The most interesting column this month is author/screenwriter Christopher Volk taking issue with horror grand-master Joe Lansdale's assertion "that novel-writing is an inherently superior art-form to screenwriting." (p22) His rebuttal makes fascinating reading.
The fiction in Black Static 3 opens with "The Pit" by Alexander Glass. A young man is able to conjure an opening into the earth that sucks in all around it. It's technically well-written, and has competent characterization, but for whatever reason, it fails to ignite.
By contrast, while Seth Skorkowsky's 'The Mist of Lichthafen' has the jolt of an unforeshadowed change of viewpoint at the end that's akin to hitting a pothole in a speeding car, in every other way it's excellent; in an alternate Europe a port is occasionally invaded by a Lovecraft-ian mist that covers surfaces in slime and contains lurking monsters that attack two theives who dare to venture into it. Hugely enjoyable.
As is 'The Sentinels' by Tony Richards, a lovely little story about a man stranded in the Sonoran Desert in Arizona after crashing his 4x4. This hover much more on the edge of dark fantasy --in another magazine, it could have appeared non-genre-- than the stories that bookend it.
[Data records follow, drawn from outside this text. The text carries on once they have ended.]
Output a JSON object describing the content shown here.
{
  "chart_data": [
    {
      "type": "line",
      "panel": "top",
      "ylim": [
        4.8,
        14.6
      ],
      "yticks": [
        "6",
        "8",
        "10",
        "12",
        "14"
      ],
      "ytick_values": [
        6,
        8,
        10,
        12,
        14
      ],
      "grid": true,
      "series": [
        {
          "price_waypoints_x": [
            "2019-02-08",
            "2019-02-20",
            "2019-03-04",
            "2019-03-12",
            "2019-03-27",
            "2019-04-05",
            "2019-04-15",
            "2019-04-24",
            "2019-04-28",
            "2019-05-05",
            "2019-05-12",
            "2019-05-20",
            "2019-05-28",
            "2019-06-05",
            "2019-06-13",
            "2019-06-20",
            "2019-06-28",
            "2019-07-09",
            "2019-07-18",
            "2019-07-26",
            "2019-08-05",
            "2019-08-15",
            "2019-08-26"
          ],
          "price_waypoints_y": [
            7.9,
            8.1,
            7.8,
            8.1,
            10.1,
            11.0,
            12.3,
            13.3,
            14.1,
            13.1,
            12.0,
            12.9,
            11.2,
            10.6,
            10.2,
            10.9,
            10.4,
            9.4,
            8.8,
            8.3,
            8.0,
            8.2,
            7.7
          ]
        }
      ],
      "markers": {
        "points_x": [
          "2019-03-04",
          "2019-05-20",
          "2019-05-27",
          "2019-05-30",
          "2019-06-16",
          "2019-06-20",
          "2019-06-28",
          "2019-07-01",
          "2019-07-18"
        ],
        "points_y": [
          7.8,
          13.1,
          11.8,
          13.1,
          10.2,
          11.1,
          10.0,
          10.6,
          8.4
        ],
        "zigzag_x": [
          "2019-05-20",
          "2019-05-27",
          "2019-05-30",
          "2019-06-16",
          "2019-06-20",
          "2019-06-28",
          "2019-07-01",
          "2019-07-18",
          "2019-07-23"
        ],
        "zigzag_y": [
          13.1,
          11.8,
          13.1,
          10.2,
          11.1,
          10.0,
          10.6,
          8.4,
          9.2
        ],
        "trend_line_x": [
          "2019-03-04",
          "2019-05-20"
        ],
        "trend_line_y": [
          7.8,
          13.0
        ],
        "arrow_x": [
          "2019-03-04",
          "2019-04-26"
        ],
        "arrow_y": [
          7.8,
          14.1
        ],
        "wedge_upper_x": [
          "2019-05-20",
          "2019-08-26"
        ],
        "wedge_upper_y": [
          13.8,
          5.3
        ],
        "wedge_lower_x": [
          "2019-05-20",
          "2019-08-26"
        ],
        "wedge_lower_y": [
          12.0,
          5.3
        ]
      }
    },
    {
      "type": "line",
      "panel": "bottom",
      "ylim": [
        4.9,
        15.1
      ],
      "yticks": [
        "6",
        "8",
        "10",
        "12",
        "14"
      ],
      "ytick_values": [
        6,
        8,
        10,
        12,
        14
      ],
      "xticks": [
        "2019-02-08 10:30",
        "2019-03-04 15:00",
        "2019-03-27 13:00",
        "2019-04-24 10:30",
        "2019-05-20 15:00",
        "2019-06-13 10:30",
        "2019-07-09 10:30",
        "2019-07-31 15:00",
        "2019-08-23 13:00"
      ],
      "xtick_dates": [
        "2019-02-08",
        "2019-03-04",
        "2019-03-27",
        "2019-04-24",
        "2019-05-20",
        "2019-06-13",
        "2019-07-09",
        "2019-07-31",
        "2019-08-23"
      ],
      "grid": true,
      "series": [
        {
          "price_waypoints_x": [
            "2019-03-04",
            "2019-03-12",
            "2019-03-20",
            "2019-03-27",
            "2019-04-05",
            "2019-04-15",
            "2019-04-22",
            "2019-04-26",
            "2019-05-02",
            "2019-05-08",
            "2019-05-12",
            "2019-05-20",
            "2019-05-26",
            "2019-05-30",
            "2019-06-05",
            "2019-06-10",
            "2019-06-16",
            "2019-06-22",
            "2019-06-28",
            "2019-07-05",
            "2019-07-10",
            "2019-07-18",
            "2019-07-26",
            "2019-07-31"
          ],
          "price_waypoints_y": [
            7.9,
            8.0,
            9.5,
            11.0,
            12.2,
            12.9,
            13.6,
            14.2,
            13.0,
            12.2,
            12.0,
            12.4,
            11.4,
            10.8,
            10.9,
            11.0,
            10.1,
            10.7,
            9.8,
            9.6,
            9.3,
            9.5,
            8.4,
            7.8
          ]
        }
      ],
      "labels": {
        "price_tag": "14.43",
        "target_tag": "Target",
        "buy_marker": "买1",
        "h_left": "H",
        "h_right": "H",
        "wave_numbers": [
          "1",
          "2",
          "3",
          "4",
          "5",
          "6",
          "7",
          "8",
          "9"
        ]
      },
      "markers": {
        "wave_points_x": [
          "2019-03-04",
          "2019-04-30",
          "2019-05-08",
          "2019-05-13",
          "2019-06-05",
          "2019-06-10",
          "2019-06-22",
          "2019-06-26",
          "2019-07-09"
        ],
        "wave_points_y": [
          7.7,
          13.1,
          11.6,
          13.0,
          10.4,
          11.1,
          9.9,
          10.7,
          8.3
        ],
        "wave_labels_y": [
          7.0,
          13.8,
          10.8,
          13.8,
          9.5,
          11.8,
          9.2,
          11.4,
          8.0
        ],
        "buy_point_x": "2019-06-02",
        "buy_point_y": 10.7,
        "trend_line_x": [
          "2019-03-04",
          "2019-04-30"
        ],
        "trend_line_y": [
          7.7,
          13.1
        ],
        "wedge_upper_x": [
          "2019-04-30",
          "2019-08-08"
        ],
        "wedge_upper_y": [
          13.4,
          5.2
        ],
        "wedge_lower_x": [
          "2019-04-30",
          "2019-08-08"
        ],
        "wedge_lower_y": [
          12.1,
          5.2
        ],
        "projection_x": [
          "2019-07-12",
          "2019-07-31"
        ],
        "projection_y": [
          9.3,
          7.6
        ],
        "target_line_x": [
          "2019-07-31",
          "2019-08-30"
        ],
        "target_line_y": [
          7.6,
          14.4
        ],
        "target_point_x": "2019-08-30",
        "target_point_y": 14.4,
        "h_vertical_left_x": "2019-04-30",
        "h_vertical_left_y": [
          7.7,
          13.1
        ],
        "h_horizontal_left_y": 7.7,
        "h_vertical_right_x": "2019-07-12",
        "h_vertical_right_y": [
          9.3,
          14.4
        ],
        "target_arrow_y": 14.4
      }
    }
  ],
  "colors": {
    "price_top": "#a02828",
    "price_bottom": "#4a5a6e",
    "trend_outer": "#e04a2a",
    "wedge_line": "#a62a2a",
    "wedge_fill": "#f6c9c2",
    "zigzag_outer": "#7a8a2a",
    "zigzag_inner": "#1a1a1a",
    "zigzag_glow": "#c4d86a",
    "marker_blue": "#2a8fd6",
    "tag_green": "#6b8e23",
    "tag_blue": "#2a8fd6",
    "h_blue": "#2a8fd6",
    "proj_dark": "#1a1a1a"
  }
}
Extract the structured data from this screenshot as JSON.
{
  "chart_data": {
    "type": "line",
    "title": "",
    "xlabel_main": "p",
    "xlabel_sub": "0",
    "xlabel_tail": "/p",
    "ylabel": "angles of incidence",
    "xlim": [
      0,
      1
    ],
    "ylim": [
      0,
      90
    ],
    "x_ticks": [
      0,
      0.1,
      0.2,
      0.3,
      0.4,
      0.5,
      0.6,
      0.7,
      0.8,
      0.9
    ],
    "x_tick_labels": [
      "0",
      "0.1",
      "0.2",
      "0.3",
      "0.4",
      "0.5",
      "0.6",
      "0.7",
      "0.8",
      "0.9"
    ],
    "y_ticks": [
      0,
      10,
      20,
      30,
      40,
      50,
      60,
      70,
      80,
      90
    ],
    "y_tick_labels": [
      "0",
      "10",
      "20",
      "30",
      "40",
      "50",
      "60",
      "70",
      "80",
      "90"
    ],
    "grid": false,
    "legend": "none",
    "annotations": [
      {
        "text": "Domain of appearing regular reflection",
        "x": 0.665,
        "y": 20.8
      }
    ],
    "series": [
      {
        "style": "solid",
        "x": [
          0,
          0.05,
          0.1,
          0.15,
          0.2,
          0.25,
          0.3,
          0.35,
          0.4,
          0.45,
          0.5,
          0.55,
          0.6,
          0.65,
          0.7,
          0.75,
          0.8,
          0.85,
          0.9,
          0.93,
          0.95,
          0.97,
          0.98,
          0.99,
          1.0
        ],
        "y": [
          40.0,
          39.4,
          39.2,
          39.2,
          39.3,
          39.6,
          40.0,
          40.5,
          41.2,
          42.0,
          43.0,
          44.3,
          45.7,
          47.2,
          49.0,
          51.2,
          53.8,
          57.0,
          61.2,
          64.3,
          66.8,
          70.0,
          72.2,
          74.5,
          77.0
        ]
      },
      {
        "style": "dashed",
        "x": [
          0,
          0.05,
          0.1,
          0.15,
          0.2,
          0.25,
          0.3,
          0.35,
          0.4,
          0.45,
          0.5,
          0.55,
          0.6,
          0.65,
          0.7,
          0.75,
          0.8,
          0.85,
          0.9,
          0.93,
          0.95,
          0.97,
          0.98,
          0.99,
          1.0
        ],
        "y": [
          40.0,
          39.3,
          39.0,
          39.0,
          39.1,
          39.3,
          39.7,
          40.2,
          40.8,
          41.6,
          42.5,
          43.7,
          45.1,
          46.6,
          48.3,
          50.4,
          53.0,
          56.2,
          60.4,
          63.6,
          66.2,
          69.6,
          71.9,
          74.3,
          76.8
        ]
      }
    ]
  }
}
Like the two earlier stories, the characters in Ian R. Faulkner's 'The Difference Between' are caught in the open, seeking sanctuary, but this time the locale is the trenches of The Western Front, in echoes of Dan Simmon's 'The Great Lover.' There's one clunky paragraph of infodumping, but apart from that Faulkner's style is assured, there's a wealth of detail that makes the reader feel how it was to be cowering in the trenches waiting for the signal to attack, and overall, it's a terrific piece of dark fantasy.
Carole Johnstone's 'The Morning After' is a debut story that reeks of location, and has a nice twist that's so subtle it has to be read carefully. It's a first sale that bodes well for Johnstone.
'The fantasy Jumper' by Will McIntosh is a first BS appearance by a regular contributor to sister-magazine Interzone,and it's a fine story, perhaps the best in the magazine; set at a future World's Fair, which includes amongst its attractions a booth that will generate temporary people designed to replay selected memories. Breaking from it's expected narrative arc, it's short and to the point, and perhaps worth the price of the magazine on it's own.
Rounding out the fiction is 'The Toad and I' a first BS appearance by Matthew Holness, who is better known as the creator of Garth Marenghi's Dark Place and Man to Man with Dean Learner for British television's Channel 4. But he is also a short-story writer of some ability, as this demonic tour-de-farce of a model-maker revisiting his former employers attests.
BS3 has three outstanding stories, and most of the others are better than average, and well worth hunting down.